La « prévention » est et reste un enjeu central dans la stratégie. Intensifier les enquêtes sur les accidents du travail, informer davantage les travailleurs sur les risques et, enfin, renforcer le contrôle et l’application des règles existantes en matière de SST doit contribuer à atteindre l’objectif ambitieux qu’est la « Vision zéro ». Les recherches consacrées aux risques de maladies cardiovasculaires et de troubles musculo-squelettiques liés au travail sont toujours insuffisantes, et tant les travailleurs que les employeurs ne sont pas assez sensibilisés à ces problématiques. De même, une meilleure sensibilisation et formation continue des travailleurs serait nécessaire pour les personnes appelées à manipuler des produits médicaux ou chimiques dangereux, notamment les substances reprotoxiques.
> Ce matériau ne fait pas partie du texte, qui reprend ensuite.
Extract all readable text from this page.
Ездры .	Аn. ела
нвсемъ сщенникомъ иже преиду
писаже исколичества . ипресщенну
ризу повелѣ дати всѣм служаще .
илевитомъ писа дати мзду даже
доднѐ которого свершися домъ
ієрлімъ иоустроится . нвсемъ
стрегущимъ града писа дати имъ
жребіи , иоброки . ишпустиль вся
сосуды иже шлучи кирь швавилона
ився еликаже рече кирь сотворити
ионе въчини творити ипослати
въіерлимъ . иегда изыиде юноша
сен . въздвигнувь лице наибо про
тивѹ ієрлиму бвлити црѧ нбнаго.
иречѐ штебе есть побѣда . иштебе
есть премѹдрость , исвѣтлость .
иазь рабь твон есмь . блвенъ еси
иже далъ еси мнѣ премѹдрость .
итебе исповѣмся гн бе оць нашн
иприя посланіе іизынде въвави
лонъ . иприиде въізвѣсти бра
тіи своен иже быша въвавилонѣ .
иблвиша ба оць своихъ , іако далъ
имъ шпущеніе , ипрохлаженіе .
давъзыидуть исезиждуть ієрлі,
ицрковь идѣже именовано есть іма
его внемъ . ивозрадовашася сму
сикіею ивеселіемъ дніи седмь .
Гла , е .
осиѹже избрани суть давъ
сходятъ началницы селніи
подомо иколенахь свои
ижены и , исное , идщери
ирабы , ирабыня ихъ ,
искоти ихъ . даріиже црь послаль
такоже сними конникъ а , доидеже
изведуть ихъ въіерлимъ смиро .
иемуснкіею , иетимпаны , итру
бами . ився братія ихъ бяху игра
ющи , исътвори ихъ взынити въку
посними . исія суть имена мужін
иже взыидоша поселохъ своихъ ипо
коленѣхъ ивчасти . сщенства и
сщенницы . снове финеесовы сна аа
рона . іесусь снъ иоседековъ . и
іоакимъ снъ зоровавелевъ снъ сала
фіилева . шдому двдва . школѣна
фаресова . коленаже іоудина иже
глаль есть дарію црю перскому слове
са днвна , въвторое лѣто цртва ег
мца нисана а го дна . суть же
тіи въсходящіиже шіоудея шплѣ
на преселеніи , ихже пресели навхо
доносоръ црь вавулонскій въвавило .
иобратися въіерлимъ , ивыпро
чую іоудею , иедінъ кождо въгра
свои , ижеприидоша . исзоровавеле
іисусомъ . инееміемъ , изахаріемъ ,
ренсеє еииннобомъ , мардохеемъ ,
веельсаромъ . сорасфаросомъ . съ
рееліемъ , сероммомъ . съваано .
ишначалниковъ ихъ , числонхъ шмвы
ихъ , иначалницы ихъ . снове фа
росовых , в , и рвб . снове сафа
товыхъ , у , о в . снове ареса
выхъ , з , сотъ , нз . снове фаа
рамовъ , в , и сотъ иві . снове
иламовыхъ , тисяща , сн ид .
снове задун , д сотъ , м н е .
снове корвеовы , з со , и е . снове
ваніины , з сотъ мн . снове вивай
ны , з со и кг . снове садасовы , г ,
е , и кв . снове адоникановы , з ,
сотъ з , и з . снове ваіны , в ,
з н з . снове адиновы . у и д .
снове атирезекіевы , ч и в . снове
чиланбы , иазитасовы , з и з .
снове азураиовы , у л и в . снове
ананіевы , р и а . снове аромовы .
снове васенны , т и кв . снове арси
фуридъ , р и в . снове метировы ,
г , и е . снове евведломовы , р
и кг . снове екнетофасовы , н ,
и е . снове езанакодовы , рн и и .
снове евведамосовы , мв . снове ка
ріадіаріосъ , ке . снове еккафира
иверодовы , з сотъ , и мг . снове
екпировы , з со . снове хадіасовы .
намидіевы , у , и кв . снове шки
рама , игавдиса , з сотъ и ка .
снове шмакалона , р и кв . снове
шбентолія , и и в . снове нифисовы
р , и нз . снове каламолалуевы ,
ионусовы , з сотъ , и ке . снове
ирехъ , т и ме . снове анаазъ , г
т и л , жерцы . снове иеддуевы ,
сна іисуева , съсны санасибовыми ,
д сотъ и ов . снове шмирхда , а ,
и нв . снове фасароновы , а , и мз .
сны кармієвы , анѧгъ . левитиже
La Commission annonce ainsi pour 2022 des orientations actualisées, ainsi que le réexamen des réglementations de l’UE concernant les substances dangereuses, afin notamment de prévenir plus efficacement les troubles de la reproduction, les maladies respiratoires et surtout le cancer, qui, dans l’UE, est la première cause de mortalité liée au travail.

Dans la partie traitant le troisième objectif – « Améliorer la préparation à d’éventuelles crises futures », la Commission donne les grandes lignes d’une procédure d’urgence pour les éventuelles crises sanitaires futures, incluant en particulier un mécanisme permettant aux États membres de signaler à la Commission toute menace pour la santé au travail liée à la crise sanitaire, et de lui communiquer les plans nationaux en matière de SST.

En 2023, la Commission dressera un bilan intermédiaire avec toutes les parties prenantes, et lancera si nécessaire des ajustements du Cadre stratégique.